After a workers’ compensation hearing in Georgia, the process typically follows these steps:
- Both parties submit written closing arguments. This is an opportunity for each side to summarize their case, present their interpretation of the evidence, and argue why the judge should rule in their favor.
- The judge reviews all the evidence and arguments. This includes everything presented at the hearing, such as testimony, medical records and any other relevant documents.
- The judge makes a decision. Based on the review of the evidence and arguments, the judge will issue a decision. This decision will determine issues like the extent of the worker’s injuries, their ability to work, and the benefits they’re entitled to receive.
- The decision is issued in writing. The judge’s decision is provided in a written document that details their findings and the rationale behind the decision. In most cases, you’ll be notified of the decision within 90 days after the hearing.
- There is an opportunity to appeal. If either party disagrees with the judge’s decision in the first workers’ comp hearing, they typically have the right to appeal to the State Board of Workers’ Compensation Appellate Division within 20 days. If you disagree with the decision of the Appellate Division, you also have the option to appeal to the Superior Court in the county where your injury took place within 20 days of receiving the decision from the Appellate Division. However, the Superior Court only has the power to reverse the Appellate Division’s ruling in specific, limited circumstances.
- The decision is implemented. If there is no appeal, or once the appeal process is complete, the decision becomes final and must be implemented. This could involve the payment of benefits, medical treatment, or other actions as ordered by the judge.
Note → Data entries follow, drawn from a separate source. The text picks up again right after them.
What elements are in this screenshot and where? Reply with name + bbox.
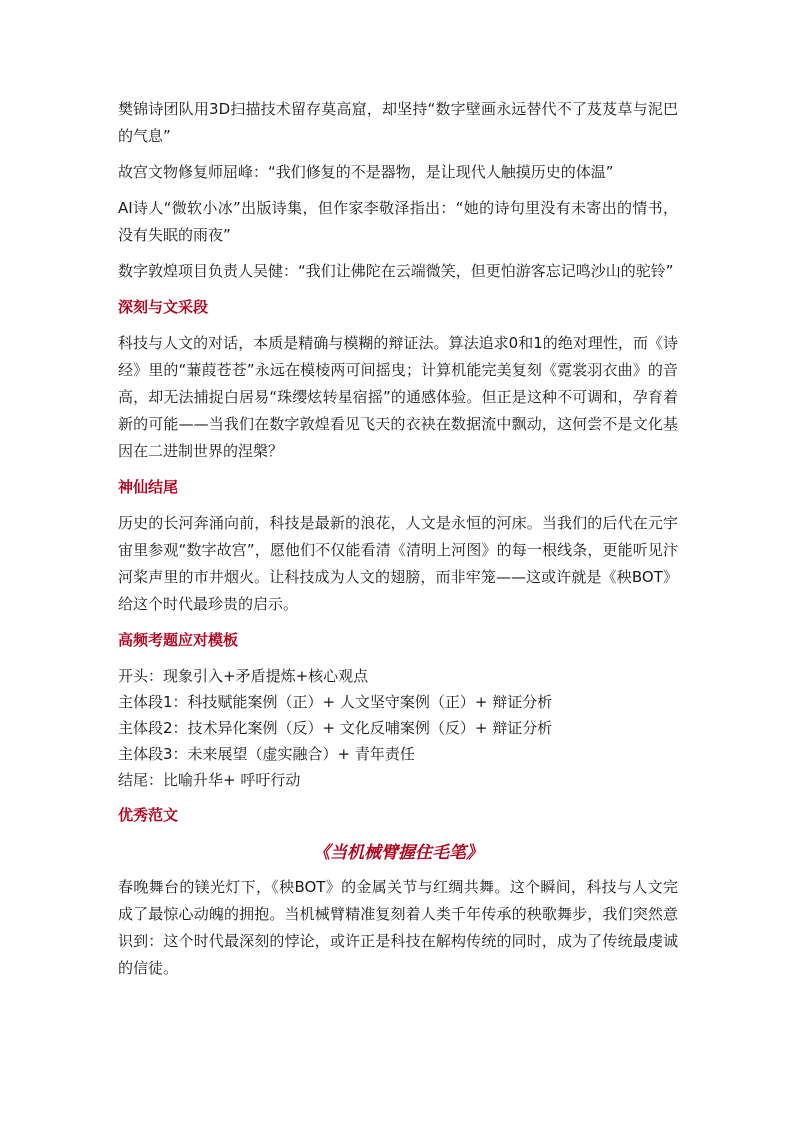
quote-paragraph: AI诗人“微软小冰”出版诗集，但作家李敬泽指出：“她的诗句里没有未寄出的情书，没有失眠的雨夜”: [118, 199, 678, 244]
section-heading-depth: 深刻与文采段: [118, 298, 209, 316]
template-list: [118, 663, 678, 793]
depth-paragraph: 科技与人文的对话，本质是精确与模糊的辩证法。算法追求0和1的绝对理性，而《诗经》里的“蒹葭苍苍”永远在模棱两可间摇曳；计算机能完美复刻《霓裳羽衣曲》的音高，却无法捕捉白居易“珠缨炫转星宿摇”的通感体验。但正是这种不可调和，孕育着新的可能——当我们在数字敦煌看见飞天的衣袂在数据流中飘动，这何尝不是文化基因在二进制世界的涅槃？: [118, 334, 678, 460]
template-line: 主体段1：科技赋能案例（正）+ 人文坚守案例（正）+ 辩证分析: [118, 693, 553, 711]
template-line: 开头：现象引入+矛盾提炼+核心观点: [118, 667, 369, 685]
section-heading-ending: 神仙结尾: [118, 478, 179, 496]
template-line: 结尾：比喻升华+ 呼吁行动: [118, 771, 301, 789]
quote-paragraph: 数字敦煌项目负责人吴健：“我们让佛陀在云端微笑，但更怕游客忘记鸣沙山的驼铃”: [118, 262, 674, 280]
document-page: [118, 96, 678, 991]
section-heading-essay: 优秀范文: [118, 806, 179, 824]
template-line: 主体段2：技术异化案例（反）+ 文化反哺案例（反）+ 辩证分析: [118, 719, 553, 737]
section-heading-template: 高频考题应对模板: [118, 631, 239, 649]
quote-paragraph: 樊锦诗团队用3D扫描技术留存莫高窟，却坚持“数字壁画永远替代不了芨芨草与泥巴的气息”: [118, 100, 678, 145]
essay-title: 《当机械臂握住毛笔》: [313, 843, 483, 863]
quote-paragraph: 故宫文物修复师屈峰：“我们修复的不是器物，是让现代人触摸历史的体温”: [118, 163, 614, 181]
template-line: 主体段3：未来展望（虚实融合）+ 青年责任: [118, 745, 415, 763]
ending-paragraph: 历史的长河奔涌向前，科技是最新的浪花，人文是永恒的河床。当我们的后代在元宇宙里参观“数字故宫”，愿他们不仅能看清《清明上河图》的每一根线条，更能听见汴河桨声里的市井烟火。让科技成为人文的翅膀，而非牢笼——这或许就是《秧BOT》给这个时代最珍贵的启示。: [118, 514, 678, 613]
essay-paragraph: 春晚舞台的镁光灯下，《秧BOT》的金属关节与红绸共舞。这个瞬间，科技与人文完成了最惊心动魄的拥抱。当机械臂精准复刻着人类千年传承的秧歌舞步，我们突然意识到：这个时代最深刻的悖论，或许正是科技在解构传统的同时，成为了传统最虔诚的信徒。: [118, 878, 678, 977]
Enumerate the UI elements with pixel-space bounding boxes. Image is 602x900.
Your attorney will guide you through this process and advise you as to when an appeal is and isn’t in your best interest.
What happens during a civil lawsuit?
When you file a civil lawsuit, you are suing a third party that contributed to the occurrence of your accident or illness. This usually involves a civil court, as opposed to a workers’ compensation board.
If your employer offers workers’ compensation, you generally may not sue your employer. However, you could still decide to sue any third parties who contributed or caused the accident. If you want to avoid a lengthy court process, going for workers’ compensation is better than filing a civil lawsuit.
There are, however, instances where filing for a civil lawsuit comes in handy. These include:
- If your employer’s intentional and malicious conduct was directly responsible for the accident
- If the accident was caused by a third party (not your employer)
- If the insurance company denies your claim in bad faith and you feel you deserve compensation
A civil lawsuit should be your last option. You should only go this route when you have strong evidence. Unlike a workers’ comp hearing, a civil lawsuit can take a long time to settle.
If you’ve suffered an injury or illness at work and are considering filing a workers’ comp claim or civil lawsuit, it’s essential that you speak with an experienced workers’ compensation attorney first.